Madagascar: Vols de rapatriement - Air France veut supplanter Air Madagascar

D'après les informations, une interpellation ou une demande (c'est selon) officielle a été faite via l'ambassade de France à Madagascar.

Tendue. Alors que le consensus est encore loin d'être trouvé en ce qui concerne les Îles Eparses, un nouveau dossier risquant d'intensifier le bras de fer entre Madagascar et la France est en train de voir le jour. De sources bien informées, Air France cherche actuellement à supplanter la compagnie de transport aérien malagasy et interpelle les responsables d'Air Madagascar par rapport aux vols de rapatriement des citoyens malagasy qui souhaitent rentrer au pays au départ de Paris.

L'affaire risque de devenir une affaire d'Etat. En effet, si l'on en croit à nos sources, l'interpellation ou la demande (c'est selon) a été faite via l'ambassade de France à Madagascar. Une menace à peine voilée aurait même été lancée à l'encontre d'Air Madagascar. Christophe Bouchard, ambassadeur de France aurait affirmé que « les administrations françaises concernées par ce dossier, dont la Direction Générale de l'Aviation Civile française (DGAC), sont très attentives à la situation des vols entre les deux pays et veilleront à ce que la stricte réciprocité soit préservée dans nos relations et dans le traitement réservé aux deux compagnies, conformément à l'accord aérien qui lie Madagascar et la France ».

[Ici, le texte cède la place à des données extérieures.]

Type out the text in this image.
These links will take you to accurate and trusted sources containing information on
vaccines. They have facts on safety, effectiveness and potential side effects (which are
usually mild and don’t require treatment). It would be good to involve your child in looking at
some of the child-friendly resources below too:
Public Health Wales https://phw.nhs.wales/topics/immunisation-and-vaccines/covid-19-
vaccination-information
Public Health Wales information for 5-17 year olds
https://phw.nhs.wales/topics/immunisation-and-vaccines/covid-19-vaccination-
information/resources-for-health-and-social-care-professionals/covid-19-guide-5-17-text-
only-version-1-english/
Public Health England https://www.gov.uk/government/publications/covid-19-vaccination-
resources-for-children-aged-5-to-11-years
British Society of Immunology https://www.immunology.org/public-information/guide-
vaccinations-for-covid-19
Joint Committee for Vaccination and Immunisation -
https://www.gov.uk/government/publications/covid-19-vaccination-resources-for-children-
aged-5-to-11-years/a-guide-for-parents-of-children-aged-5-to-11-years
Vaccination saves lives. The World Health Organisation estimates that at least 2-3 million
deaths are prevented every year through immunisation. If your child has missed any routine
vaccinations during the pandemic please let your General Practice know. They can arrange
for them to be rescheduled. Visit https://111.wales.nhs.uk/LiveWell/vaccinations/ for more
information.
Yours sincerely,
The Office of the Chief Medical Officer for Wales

Fair-play. Apparemment, Paris ne souhaite aucunement jouer le fair-play commercial. On sait pourtant que le rapatriement des citoyens malagasy à l'étranger relève d'une décision gouvernementale prise dans le cadre de l'État d'urgence sanitaire. Il ne s'agit pas d'un vol commercial normal. Il convient de noter qu'Air Madagascar assure les vols de rapatriement sur réquisition de l'Etat Malagasy.

C'est donc une mesure exceptionnelle dans le cadre d'une situation exceptionnelle. C'est pourquoi la liste des passagers pouvant rentrer au pays est sous contrôle du Ministère des Affaires Étrangères et les vols sont contrôlés par l'ambassade de Madagascar en France. Nul n'ignore que pour le moment, le Gouvernement malagasy n'a pas encore annoncé la réouverture des liaisons aériennes avec l'Europe.

D'ailleurs pour l'heure, la reprise des vols via Paris représente un risque énorme pour Madagascar et le peuple malagasy. Frappée par une deuxième vague de COVID-19, la France connaît ces derniers jours plus de 13.000 nouveaux cas de contamination par jour. Pour ce qui est de la Grande Ile, il n'y a plus qu'une trentaine de cas confirmés par jour. Pas plus tard que cette semaine, les contre-tests effectués à l'arrivée à l'aéroport d'Ivato ont révélé six personnes contaminées par le coronavirus par un vol de rapatriement via Paris. Pourtant, c'est la France qui classe Madagascar en zone rouge et parmi les pays à hauts risques de contamination de la COVID-19.

Depuis le mois de juillet, la France, utilisant un Boeing 777 d'une capacité de 464 passagers par vol de rapatriement, a réussi à ramener plus de 8.000 de ses ressortissants venant de la Grande Ile. En revanche, en ce qui concerne Air Madagascar, le nombre total des « Gasy » ayant pu rentrer au pays depuis le 16 août est de 1.250. En outre, vu les restrictions, les vols reliant Tana - Paris assurent le trajet à vide, ou enfin presque car d'après les informations, seule une cinquantaine de passagers par vol, généralement des étudiants et des missionnaires, prennent le départ d'Ivato par les vols Air Madagascar.

Le trajet Tana - Paris est en vérité considéré comme un marché réservé à Air France. Si l'on fait la comparaison, évoquer le principe de réciprocité semble aberrant vu le fait qu'Air France débarque à Madagascar avec des cargos, donc c'est plus avantageux par rapport à Air Mad qui n'a pas de cargo pour la France. On sait aussi que la compagnie aérienne française fait aujourd'hui deux fois par semaine en vols cargos pleins. Aux yeux des observateurs, il ne s'agit pas de réciprocité. On pourrait plutôt parler de... deux poids, deux mesures.